Robert Bakewell,[1] who gave the name to this race of sheep, (afterward known as New-Leicesters,) lived at Dishley, upon the highway from Leicester to Derby, and not very far from that Ashby de la Zouche where Scott plants the immortal scene of the tournament in "Ivanhoe." He was a farmer's son, with limited education, and with limited means; yet, by due attention to crosses, he succeeded in establishing a flock which gained a world-wide reputation. His first letting of bucks at some fifteen shillings the season was succeeded in the year 1774 by lettings at a hundred guineas a head; and there were single animals in his flock from which he is reported to have received, in the height of his fame, the sum of twelve hundred pounds.

Nor was Bakewell less known for his stock of neat-cattle, for his judicious crosses, and for a gentleness of management by which he secured the utmost docility. A writer in the "Gentleman's Magazine" of his date says,—"This docility seemed to run through the herd. At an age when most of his brethren are either foaming or bellowing with rage and madness, old 'Comely' had all the gentleness of a lamb, both in his look and action. He would lick the hand of his feeder; and if any one patted or scratched him, he would bow himself down almost on his knees."
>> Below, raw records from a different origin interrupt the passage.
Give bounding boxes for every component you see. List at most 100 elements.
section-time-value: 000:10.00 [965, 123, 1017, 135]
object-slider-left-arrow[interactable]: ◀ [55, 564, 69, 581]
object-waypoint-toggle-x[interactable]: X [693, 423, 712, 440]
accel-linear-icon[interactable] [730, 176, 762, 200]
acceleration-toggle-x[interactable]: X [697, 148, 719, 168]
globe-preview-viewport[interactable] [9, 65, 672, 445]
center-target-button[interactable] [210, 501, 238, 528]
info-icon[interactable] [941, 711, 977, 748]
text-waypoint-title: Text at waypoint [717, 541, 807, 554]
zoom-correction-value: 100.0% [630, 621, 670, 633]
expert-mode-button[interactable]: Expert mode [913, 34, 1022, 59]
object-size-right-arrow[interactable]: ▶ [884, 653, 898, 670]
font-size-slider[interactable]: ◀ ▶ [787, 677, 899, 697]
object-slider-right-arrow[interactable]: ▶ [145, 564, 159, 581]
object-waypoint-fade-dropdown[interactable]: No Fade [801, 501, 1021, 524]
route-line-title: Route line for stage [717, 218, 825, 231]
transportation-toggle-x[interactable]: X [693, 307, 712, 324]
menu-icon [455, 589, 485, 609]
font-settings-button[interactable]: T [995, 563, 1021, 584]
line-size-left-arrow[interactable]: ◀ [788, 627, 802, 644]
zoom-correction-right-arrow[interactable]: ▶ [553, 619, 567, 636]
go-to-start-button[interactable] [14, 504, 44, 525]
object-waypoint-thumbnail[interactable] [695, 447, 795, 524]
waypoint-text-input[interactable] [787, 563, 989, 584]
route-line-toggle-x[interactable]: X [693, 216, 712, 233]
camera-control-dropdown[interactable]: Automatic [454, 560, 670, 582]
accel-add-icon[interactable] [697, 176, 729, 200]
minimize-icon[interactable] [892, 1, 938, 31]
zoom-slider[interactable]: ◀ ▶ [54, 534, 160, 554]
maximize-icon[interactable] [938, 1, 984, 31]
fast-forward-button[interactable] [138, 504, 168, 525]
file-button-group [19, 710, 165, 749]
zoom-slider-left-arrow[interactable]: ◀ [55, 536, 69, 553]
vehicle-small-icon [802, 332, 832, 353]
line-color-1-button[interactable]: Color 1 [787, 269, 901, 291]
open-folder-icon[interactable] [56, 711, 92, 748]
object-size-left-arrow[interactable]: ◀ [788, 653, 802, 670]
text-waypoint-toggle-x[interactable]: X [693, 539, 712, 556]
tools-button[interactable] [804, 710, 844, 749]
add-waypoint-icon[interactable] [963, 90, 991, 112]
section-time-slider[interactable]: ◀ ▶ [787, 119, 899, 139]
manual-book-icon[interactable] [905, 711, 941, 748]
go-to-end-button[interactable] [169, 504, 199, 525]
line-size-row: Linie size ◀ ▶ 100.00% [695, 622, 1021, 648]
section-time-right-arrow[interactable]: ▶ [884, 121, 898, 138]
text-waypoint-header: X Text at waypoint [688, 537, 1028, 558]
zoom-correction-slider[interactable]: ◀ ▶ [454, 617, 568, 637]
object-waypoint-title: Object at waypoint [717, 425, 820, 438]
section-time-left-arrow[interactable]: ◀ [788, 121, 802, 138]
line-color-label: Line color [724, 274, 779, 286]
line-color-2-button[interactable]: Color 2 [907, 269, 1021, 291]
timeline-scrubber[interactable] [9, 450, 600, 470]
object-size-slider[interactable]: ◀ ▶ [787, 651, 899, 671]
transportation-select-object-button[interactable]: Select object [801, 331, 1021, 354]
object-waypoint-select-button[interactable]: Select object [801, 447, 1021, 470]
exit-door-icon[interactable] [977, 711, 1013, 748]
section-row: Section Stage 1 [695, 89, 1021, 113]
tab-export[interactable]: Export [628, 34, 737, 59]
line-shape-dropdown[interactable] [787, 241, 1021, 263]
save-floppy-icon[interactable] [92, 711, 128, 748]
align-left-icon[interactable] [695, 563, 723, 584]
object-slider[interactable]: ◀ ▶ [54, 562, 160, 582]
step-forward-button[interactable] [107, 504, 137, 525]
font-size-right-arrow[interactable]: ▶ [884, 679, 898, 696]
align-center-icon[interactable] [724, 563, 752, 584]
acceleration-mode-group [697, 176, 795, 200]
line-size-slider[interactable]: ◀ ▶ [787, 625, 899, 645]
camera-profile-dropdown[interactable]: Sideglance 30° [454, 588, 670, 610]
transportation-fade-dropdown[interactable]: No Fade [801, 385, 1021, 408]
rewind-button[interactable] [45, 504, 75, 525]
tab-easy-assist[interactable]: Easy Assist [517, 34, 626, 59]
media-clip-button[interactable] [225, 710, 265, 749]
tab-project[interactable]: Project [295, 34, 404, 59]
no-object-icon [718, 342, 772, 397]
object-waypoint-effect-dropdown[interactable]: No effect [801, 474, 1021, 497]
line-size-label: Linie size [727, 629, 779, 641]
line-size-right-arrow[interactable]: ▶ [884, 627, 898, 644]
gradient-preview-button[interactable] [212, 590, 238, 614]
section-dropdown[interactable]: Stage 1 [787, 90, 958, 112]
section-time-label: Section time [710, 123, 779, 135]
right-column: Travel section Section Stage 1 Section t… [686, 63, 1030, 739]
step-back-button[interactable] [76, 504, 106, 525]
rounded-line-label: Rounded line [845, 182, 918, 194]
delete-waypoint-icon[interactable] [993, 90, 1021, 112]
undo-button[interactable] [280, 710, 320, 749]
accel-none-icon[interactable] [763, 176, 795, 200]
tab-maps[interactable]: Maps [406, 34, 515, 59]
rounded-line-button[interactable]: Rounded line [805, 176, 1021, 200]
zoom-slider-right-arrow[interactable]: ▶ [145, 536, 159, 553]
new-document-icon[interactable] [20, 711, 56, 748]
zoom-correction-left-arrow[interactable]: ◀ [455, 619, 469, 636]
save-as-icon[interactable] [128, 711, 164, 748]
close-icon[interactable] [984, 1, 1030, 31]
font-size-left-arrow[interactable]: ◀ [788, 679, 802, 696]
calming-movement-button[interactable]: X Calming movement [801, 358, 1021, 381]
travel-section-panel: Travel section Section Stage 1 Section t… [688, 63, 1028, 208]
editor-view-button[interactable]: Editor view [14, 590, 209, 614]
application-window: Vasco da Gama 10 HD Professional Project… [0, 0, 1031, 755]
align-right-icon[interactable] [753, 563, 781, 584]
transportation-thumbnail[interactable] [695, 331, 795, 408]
The same writer, describing Mr. Bakewell's hall, says,—"The separate joints and points of each of the more celebrated of his cattle were preserved in pickle, or hung up there side by side,—showing the thickness of the flesh and external fat on each, and the smallness of the

  1. The eminent geologist, Robert Bakewell, who lived many years later, wrote of the "Influences of the Soil on Wool," and for that reason, perhaps, is frequently confounded by agricultural writers with the great breeder.